Ilustração: Rodrigo Auada

A norma é praticamente recém-nascida, mas já chegou como um furacão. Em vigor desde janeiro deste ano, a MiFID II — sigla, em inglês, para a segunda diretiva da União Europeia para instrumentos financeiros — provoca transformações significativas na dinâmica do trabalho de análise de empresas listadas. A nova regra proíbe uma prática antiga: a distribuição gratuita a clientes de relatórios sobre companhias feitos por profissionais de bancos e corretoras (sell side), em troca da utilização de serviços de corretagem de títulos e valores, como numa venda casada. Os clientes terão que pagar pelas avaliações, e a esses agentes de sell side restará cobrar pelo serviço, encarando a concorrência de casas independentes de análise. O objetivo da norma é intensificar a transparência das informações e evitar conflitos de interesses.

A MiFID II reforça as transformações pelas quais o sell side vem passando nos últimos anos. Quando a diretiva foi aprovada pelo Parlamento Europeu, em 2014, os valores empenhados por bancos de investimento no trabalho de análise já vinham caindo na Europa desde a crise financeira de 2008 — tendência que se aprofundou a partir de então. Entre 2009 e 2017, os orçamentos de bancos de investimento para análise na Europa caíram cerca de 60%, de 8 bilhões de dólares para pouco mais de 3 bilhões de dólares, de acordo com levantamento da britânica Frost Consulting. Meses antes de a diretiva começar a vigorar, um estudo feito com 88 investidores institucionais baseados na Europa e nos Estados Unidos, conduzido pela consultoria em inteligência de mercado americana Greenwich Associates, mostrou que, entre os 39 europeus respondentes, o orçamento previsto com research cairia cerca de 20% ano a ano — o que corresponderia a uma redução de cerca de 300 milhões de dólares gastos nessa área em 2018.
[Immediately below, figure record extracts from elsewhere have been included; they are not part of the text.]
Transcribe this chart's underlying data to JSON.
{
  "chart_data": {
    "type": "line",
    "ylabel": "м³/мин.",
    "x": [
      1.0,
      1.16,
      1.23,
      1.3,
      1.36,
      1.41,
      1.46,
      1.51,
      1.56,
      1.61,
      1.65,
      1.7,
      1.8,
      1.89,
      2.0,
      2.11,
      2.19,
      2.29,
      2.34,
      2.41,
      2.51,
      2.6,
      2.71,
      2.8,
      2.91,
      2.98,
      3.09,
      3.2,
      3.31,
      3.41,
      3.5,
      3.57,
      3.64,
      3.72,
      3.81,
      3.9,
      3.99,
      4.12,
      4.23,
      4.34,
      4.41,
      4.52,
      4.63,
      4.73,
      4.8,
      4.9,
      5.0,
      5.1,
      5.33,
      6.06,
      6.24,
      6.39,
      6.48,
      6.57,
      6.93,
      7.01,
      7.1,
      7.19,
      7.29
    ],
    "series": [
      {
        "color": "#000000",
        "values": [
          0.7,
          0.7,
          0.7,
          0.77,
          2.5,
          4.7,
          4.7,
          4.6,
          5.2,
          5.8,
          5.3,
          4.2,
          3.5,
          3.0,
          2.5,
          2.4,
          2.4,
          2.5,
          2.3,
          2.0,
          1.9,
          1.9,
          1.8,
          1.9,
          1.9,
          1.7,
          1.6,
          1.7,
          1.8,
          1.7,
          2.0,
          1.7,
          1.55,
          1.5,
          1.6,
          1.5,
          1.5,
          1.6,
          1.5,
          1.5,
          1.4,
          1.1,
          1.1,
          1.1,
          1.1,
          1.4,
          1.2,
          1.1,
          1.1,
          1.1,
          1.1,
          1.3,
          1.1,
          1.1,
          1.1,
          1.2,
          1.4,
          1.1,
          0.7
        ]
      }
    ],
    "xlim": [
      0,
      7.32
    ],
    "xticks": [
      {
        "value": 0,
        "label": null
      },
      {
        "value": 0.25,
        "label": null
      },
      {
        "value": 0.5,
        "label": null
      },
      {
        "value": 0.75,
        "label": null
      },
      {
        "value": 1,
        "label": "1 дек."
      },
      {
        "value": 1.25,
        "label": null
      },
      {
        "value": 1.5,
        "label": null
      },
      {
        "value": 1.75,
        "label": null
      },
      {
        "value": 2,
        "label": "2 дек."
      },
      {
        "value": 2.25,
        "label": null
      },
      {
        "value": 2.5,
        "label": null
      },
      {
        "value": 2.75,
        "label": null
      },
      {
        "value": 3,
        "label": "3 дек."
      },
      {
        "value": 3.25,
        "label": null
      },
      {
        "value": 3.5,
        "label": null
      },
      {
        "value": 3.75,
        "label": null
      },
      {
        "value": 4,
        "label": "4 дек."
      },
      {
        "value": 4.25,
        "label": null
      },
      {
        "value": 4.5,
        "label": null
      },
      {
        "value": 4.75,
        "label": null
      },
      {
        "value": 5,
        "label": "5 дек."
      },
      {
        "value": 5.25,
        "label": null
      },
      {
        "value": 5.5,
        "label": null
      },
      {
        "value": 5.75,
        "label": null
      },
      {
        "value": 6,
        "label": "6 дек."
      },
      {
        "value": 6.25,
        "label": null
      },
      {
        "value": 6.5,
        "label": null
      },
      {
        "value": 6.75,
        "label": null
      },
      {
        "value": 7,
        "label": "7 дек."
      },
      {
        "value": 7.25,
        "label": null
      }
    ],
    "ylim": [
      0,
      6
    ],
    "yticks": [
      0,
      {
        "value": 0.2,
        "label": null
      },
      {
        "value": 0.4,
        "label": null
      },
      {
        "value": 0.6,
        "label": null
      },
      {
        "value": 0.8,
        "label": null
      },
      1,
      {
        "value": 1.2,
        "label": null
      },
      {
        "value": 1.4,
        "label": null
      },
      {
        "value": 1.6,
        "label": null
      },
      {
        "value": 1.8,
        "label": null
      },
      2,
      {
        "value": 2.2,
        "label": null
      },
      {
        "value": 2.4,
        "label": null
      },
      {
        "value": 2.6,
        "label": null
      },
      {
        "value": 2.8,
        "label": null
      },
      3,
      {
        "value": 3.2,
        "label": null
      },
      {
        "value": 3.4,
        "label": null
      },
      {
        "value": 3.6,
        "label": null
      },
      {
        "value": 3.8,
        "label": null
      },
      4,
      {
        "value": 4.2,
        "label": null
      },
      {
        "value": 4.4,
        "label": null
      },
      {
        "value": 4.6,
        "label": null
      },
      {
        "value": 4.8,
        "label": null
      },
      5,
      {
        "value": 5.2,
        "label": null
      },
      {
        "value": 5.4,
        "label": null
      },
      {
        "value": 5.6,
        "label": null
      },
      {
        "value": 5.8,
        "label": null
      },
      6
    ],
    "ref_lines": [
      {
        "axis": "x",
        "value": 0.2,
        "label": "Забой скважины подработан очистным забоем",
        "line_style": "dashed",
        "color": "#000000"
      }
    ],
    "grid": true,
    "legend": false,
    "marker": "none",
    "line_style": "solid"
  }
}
O enxugamento ocorre simultaneamente à queda nas comissões pagas pelos clientes aos bancos de investimento e corretoras por causa da MiFID II — sem poder oferecer o research como um “bônus”, esses agentes tiveram que diminuir os valores cobrados pelos serviços de corretagem. E, para piorar, não tem sido fácil atribuir um preço aos relatórios que agrade o investidor. “Como esse serviço não era pago separadamente, é difícil estipular um valor justo que os clientes considerem pagar”, observa Emerson Leite, diretor de renda variável do Credit Suisse para a América Latina. De acordo com dados da consultoria ITG, que analisou as negociações de 172 assets globais, as comissões pagas para as corretoras de todos os portes caíram 28% no Reino Unido e 30% no restante da Europa no primeiro trimestre deste ano em relação a igual período de 2017. Fatalmente, o impacto é mais agudo para as corretoras menores. A tendência é de que, ao longo dos próximos anos, corretoras de pequeno e médio portes se fundam ou sejam adquiridas por instituições maiores, em um movimento de consolidação de mercado.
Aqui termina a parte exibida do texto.